On 8/12/2010 07:23, Pete C. wrote:
>
> Pennyaline wrote:
>> We are treated like
>> waiters and waitresses every day we work by the people we work for and
>> the people we are there to take care of, valued as warm bodies that take
>> orders and not for our reasoning brains and adeptness with skills that
>> can save your life. Patients and their families yell at us, swear at us,
>> threaten to have us fired, hit us, spit at us, make ridiculous demands
>> of our ever-decreasing time and resources, insult and demean us every
>> time we show up for work. Verbal and physical abuses that used to be the
>> privilege of psych patients are now hurled at us by otherwise functional
>> and rational patients who are highly unrealistic and intolerant of not
>> getting what they want when they want it, and our employers, under the
>> new and improved "customer service" approach to health care delivery,
>> stoke and stroke and feed and encourage these shitty behaviors in a
>> schizophrenic *******ization of the-customer-is-always-right philosophy
>> to the detriment of workplace functionality.

>
> Like it or not, your customers are the ones who give the orders, and if
> you don't follow them those customers have every right to fire you and
> take their business elsewhere.


So that gives them the right to use verbal and physical abuse, and to
threaten our jobs because we won't let them injure themselves while
they're inpatients? I just don't think it does.

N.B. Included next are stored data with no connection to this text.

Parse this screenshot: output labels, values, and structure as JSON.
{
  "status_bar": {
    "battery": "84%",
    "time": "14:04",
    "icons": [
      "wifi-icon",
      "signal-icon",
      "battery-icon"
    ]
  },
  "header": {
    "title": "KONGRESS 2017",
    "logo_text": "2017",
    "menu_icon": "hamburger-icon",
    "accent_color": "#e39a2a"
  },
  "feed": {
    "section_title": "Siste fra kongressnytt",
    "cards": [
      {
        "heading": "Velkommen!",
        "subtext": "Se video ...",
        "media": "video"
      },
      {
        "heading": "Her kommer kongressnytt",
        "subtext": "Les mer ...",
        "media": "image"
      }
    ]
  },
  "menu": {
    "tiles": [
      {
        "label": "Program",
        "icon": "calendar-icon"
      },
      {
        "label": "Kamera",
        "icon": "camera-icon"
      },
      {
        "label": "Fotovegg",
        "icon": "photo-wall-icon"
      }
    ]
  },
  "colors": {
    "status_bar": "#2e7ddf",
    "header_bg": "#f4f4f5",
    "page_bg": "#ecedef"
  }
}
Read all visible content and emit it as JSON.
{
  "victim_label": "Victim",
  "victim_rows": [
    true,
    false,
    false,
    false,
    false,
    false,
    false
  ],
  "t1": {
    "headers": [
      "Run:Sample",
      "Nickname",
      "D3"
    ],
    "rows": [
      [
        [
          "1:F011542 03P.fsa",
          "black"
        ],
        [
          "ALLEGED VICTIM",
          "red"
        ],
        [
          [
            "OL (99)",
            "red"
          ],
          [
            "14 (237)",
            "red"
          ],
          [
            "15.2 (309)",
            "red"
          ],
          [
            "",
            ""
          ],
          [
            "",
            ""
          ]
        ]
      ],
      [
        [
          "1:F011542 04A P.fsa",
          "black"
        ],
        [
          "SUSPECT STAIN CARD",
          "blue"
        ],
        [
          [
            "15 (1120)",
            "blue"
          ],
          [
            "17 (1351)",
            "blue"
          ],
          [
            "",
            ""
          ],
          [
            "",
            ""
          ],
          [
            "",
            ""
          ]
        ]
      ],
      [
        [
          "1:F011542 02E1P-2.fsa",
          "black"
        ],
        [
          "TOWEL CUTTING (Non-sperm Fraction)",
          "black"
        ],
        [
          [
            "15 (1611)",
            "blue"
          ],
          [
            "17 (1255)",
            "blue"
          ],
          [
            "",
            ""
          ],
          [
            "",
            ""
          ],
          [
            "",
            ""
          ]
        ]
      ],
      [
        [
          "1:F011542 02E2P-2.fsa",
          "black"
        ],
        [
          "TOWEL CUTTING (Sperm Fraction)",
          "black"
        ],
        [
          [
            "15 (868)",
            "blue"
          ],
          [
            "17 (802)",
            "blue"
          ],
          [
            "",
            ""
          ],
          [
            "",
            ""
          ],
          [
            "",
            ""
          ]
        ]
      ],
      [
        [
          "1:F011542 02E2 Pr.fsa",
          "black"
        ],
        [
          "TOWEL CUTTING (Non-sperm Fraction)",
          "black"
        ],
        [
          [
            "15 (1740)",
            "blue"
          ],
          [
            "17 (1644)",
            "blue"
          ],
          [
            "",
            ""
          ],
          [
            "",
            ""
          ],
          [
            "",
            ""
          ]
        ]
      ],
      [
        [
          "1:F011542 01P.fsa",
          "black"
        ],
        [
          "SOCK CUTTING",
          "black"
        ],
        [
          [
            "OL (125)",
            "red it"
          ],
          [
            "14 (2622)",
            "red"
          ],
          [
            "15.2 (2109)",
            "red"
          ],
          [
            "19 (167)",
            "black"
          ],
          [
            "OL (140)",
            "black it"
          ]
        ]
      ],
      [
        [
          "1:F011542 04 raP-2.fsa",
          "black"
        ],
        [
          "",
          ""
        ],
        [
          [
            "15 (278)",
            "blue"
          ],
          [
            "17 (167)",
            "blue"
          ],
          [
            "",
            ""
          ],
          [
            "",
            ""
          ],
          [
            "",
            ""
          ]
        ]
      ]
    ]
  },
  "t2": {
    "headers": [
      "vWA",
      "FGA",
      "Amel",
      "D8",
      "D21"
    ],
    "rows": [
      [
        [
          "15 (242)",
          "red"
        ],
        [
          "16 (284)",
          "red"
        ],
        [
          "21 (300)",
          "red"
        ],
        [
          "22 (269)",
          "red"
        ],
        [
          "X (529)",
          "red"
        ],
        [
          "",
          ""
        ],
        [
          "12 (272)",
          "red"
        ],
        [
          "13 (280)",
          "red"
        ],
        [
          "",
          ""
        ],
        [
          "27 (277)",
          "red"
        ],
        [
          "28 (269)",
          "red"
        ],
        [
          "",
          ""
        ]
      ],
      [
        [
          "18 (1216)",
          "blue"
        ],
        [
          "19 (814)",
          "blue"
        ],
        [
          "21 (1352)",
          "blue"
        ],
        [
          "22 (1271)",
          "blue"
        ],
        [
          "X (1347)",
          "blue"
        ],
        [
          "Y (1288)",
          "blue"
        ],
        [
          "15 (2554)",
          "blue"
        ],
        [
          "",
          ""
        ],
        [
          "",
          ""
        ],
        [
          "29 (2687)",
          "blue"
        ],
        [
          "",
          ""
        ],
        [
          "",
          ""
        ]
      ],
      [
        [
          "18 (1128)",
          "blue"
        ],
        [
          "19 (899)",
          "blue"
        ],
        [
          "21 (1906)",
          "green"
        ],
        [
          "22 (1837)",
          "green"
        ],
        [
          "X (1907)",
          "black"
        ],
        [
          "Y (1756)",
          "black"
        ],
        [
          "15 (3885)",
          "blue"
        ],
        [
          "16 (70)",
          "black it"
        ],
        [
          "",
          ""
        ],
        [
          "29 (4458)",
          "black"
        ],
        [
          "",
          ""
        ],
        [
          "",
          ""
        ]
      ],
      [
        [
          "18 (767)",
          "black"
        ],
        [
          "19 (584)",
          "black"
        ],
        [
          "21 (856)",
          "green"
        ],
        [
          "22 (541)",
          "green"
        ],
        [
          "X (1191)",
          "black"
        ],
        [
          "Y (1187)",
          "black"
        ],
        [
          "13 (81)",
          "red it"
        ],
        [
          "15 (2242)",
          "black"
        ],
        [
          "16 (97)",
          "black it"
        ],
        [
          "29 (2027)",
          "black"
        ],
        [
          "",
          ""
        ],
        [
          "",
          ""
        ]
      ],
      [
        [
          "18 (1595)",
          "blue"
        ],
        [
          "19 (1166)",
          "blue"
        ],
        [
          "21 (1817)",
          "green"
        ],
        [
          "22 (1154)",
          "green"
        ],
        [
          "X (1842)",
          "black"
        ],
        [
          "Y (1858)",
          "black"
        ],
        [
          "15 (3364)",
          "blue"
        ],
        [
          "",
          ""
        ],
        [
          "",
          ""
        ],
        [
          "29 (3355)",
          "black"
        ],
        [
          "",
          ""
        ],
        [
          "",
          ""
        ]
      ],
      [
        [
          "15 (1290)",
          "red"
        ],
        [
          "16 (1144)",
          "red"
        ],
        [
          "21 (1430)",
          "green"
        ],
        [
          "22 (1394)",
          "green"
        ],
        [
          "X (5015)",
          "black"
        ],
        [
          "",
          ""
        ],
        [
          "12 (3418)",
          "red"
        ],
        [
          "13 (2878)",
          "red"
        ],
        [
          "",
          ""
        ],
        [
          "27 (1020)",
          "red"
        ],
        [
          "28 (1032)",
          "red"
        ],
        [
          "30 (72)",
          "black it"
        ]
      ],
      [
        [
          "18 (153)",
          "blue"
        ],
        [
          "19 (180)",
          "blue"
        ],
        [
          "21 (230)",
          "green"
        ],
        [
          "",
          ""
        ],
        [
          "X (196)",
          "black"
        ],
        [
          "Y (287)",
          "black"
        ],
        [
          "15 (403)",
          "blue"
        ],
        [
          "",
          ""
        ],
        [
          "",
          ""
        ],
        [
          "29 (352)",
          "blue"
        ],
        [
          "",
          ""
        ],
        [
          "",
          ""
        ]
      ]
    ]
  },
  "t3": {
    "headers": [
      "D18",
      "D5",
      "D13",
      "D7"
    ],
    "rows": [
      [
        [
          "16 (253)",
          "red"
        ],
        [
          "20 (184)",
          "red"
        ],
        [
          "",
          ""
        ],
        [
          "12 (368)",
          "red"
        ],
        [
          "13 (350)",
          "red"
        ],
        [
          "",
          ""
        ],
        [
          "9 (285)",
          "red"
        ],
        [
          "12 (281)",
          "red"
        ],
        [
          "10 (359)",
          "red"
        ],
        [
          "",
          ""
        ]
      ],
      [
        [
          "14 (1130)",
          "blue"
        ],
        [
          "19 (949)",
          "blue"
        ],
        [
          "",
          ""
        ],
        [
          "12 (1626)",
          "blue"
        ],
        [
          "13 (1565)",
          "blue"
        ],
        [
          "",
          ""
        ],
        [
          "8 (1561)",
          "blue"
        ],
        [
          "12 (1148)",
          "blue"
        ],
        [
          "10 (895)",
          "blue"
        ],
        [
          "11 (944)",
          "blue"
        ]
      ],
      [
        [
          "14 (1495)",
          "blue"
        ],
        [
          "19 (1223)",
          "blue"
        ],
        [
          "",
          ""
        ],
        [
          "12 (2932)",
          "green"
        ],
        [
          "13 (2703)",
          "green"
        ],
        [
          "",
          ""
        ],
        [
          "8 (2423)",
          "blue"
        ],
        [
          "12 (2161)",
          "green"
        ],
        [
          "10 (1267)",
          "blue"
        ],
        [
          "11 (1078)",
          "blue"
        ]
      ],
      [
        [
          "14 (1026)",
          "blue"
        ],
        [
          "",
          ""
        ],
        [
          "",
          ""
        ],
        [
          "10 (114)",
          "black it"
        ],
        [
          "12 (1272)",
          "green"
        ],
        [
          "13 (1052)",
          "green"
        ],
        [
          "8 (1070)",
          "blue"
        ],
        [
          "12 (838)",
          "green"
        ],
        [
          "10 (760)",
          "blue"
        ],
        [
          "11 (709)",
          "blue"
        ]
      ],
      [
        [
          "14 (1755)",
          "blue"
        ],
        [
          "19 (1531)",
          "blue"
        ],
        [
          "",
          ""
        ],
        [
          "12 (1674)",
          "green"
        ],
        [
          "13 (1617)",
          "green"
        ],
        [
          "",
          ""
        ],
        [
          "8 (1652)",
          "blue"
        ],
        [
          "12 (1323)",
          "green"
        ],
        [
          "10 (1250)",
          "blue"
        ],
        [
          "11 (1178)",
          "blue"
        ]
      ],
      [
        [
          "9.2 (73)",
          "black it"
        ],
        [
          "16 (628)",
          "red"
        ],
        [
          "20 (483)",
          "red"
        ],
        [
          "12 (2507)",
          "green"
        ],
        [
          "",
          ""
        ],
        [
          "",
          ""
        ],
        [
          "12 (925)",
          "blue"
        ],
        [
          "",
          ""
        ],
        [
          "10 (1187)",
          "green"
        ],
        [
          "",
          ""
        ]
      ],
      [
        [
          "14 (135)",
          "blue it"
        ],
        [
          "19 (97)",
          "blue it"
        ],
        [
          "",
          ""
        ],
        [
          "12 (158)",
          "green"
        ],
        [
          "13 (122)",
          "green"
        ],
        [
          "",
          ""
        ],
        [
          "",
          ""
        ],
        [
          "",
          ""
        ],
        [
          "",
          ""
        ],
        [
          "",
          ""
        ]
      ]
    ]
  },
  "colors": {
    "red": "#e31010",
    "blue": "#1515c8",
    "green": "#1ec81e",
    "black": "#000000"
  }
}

You must make the day of flight attendants and fast food workers
everywhere, huh?

Incidentally, despite the nonsensical approach to health care delivery
that is in vogue right now, if a patient remains willingly noncompliant
and self-injurious he or she will find insurance benefits withdrawn and
will be discharged without ceremony. The facility has the right to
"fire" the patient, so to speak. So to bring this back into its original
context, when an airline passenger is noncompliant, belligerent,
abusive, assaultive or posing a potential safety hazard on a flight, the
airline should take steps to "fire" that passenger and send his or her
business elsewhere for the sake of its own safe operation. Whatever the
business, customers are not always right.